I have had, from time to time, the most interesting experience of spending Christmas at Mt Arapiles (pronounced "ar-apple-ies", not "ara-piles") in the Western District of Victoria. Arapilies is regarded as one of the "absolutely must visit" places for rock climbing. They say that there are seven places in the word that any really serious climber must go to before he dies. I forget exactly now, but there are two in France, one in Germany, one in England and two in the USA. Plus Arapiles in Australia.
So people come from all over the world to climb here. (Plus hordes of Aussies too, of course.) The great thing about that is this: all the Aussie climbers go home a day or two before Christmas to spend it with their families, but the foreigners can't do that - home might be 10,000 miles away, so they stay on at the Arapiles campsite.
Now me, I've never liked Christmas much, so back when I used to climb a lot, I got into the habit of going to Araplies for Xmas instead of going home - and the company was wonderful.
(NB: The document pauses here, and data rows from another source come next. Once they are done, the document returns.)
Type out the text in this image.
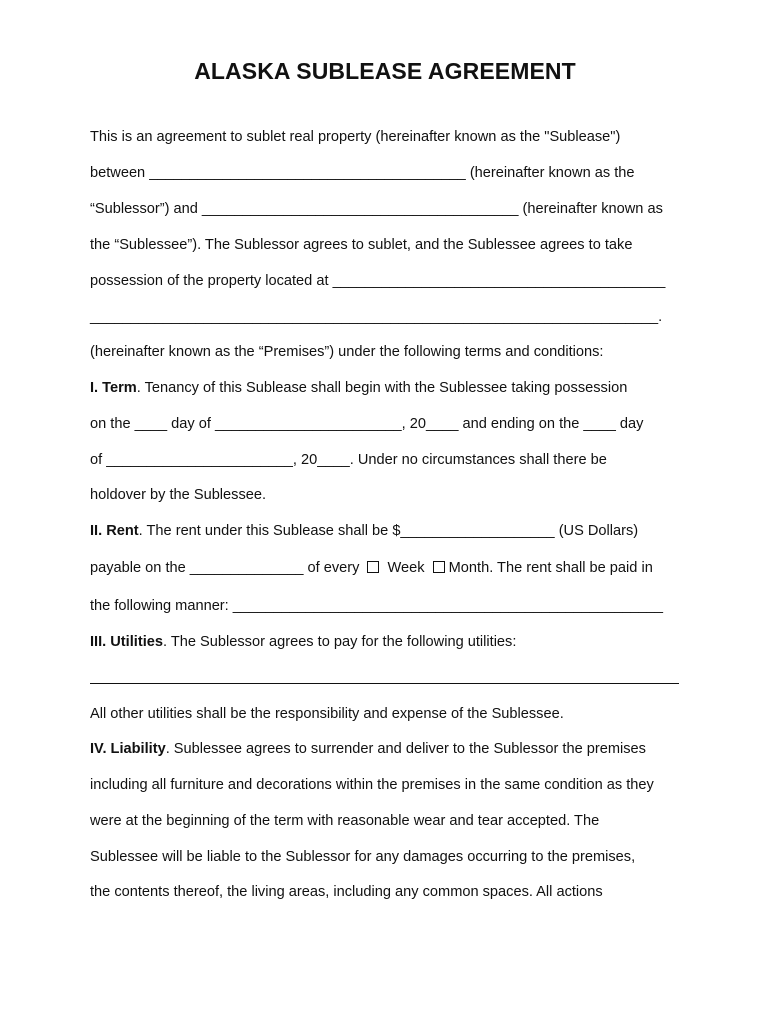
ALASKA SUBLEASE AGREEMENT
This is an agreement to sublet real property (hereinafter known as the "Sublease")
between _______________________________________ (hereinafter known as the
“Sublessor”) and _______________________________________ (hereinafter known as
the “Sublessee”). The Sublessor agrees to sublet, and the Sublessee agrees to take
possession of the property located at _________________________________________
______________________________________________________________________.
(hereinafter known as the “Premises”) under the following terms and conditions:
I. Term. Tenancy of this Sublease shall begin with the Sublessee taking possession
on the ____ day of _______________________, 20____ and ending on the ____ day
of _______________________, 20____. Under no circumstances shall there be
holdover by the Sublessee.
II. Rent. The rent under this Sublease shall be $___________________ (US Dollars)
payable on the ______________ of every Week Month. The rent shall be paid in
the following manner: _____________________________________________________
III. Utilities. The Sublessor agrees to pay for the following utilities:
All other utilities shall be the responsibility and expense of the Sublessee.
IV. Liability. Sublessee agrees to surrender and deliver to the Sublessor the premises
including all furniture and decorations within the premises in the same condition as they
were at the beginning of the term with reasonable wear and tear accepted. The
Sublessee will be liable to the Sublessor for any damages occurring to the premises,
the contents thereof, the living areas, including any common spaces. All actions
I'd end up sharing a campsite with 3 Australians, a New Zealander, 4 Californians, 6 Japanese, 6 Germans, 3 Italians, 5 Englishmen, two girls from Canada, and a Pole. Or something like that. And a good many of the foreigners spoke very little English.
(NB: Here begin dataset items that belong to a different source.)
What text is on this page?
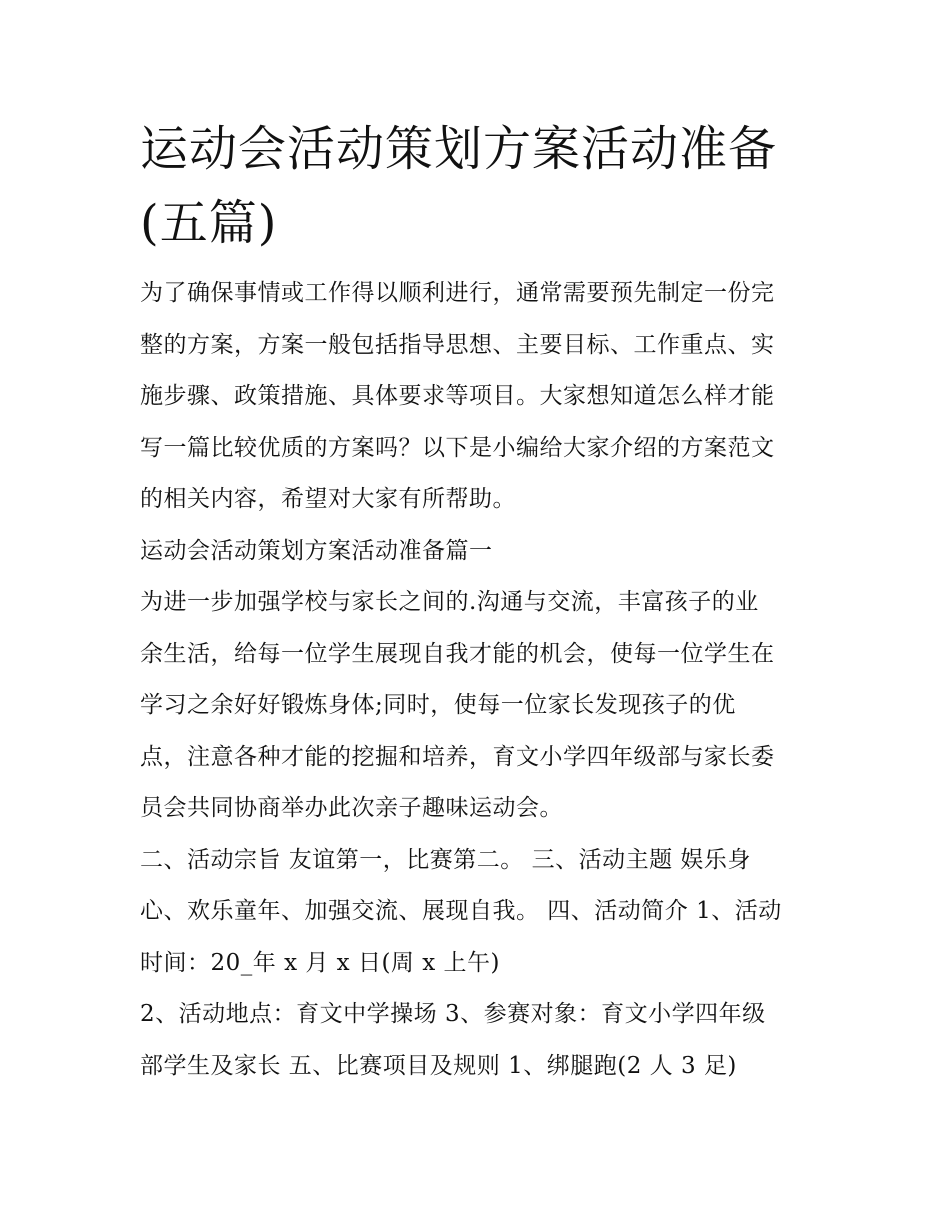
运动会活动策划方案活动准备
(五篇)
为了确保事情或工作得以顺利进行，通常需要预先制定一份完
整的方案，方案一般包括指导思想、主要目标、工作重点、实
施步骤、政策措施、具体要求等项目。大家想知道怎么样才能
写一篇比较优质的方案吗？以下是小编给大家介绍的方案范文
的相关内容，希望对大家有所帮助。
运动会活动策划方案活动准备篇一
为进一步加强学校与家长之间的.沟通与交流，丰富孩子的业
余生活，给每一位学生展现自我才能的机会，使每一位学生在
学习之余好好锻炼身体;同时，使每一位家长发现孩子的优
点，注意各种才能的挖掘和培养，育文小学四年级部与家长委
员会共同协商举办此次亲子趣味运动会。
二、活动宗旨 友谊第一，比赛第二。 三、活动主题 娱乐身
心、欢乐童年、加强交流、展现自我。 四、活动简介 1、活动
时间：20_年 x 月 x 日(周 x 上午)
2、活动地点：育文中学操场 3、参赛对象：育文小学四年级
部学生及家长 五、比赛项目及规则 1、绑腿跑(2 人 3 足)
I always used to say that it was the cheapest way to have a world tour: spend four hours driving up the Western Highway and stay at Arapiles over Christmas. It was just like being overseas, but without the airfare.
And, over a bottle or seven around the campfire, we would talk, and talk, and talk. That, after all, is the only thing climbers love doing even more than climbing: talking about it afterwards. (Bit like fishing, really.)
Many is the happy hour I spent talking to a climber from France or Japan or Austria, and despite some of them having no English at all (they'd just come for the climbing, remember) we could converse happily for hours, freely intermixing gesture, drawings in the sand, and a host of technical climbing terms, which are more-or-less universal.
I wondered at that at the time - how was it that Franz and I could talk for 20 minutes about a climb called Syrinx or Tannin, despite the fact that Franz spoke no English and I spoke no German? The answer, of course, is that climbers - all climbers, two Australians, say, or two Germans - talk in gesture to an incredible degree, and that nearly all that is not conveyed in gesture has a technical term, which though it might be English or French or German or Italian in its derivation, is known to all climbers of any nation. "Left", "right", "on belay", "carabiner", "stitch plate", "mantle", "number 3 Wild Country rock", "number 1 RP" - all these terms are universal. And everything else can be conveyed just as easily by gesture, by facial expression, or at worst by drawing pictures in the sand.
(Yes, there really is a climb called "Tannin" at Arapilies, it's a three-star route (i.e., amongst the very best) and a 40-metre grade 19. I probably had it in the back of my mind when I chose my handle. It's a little too hard for me to lead, even back then when I was young and very fit, but I have seconded it cleanly, and can vouch for the three-star rating from my own experience.)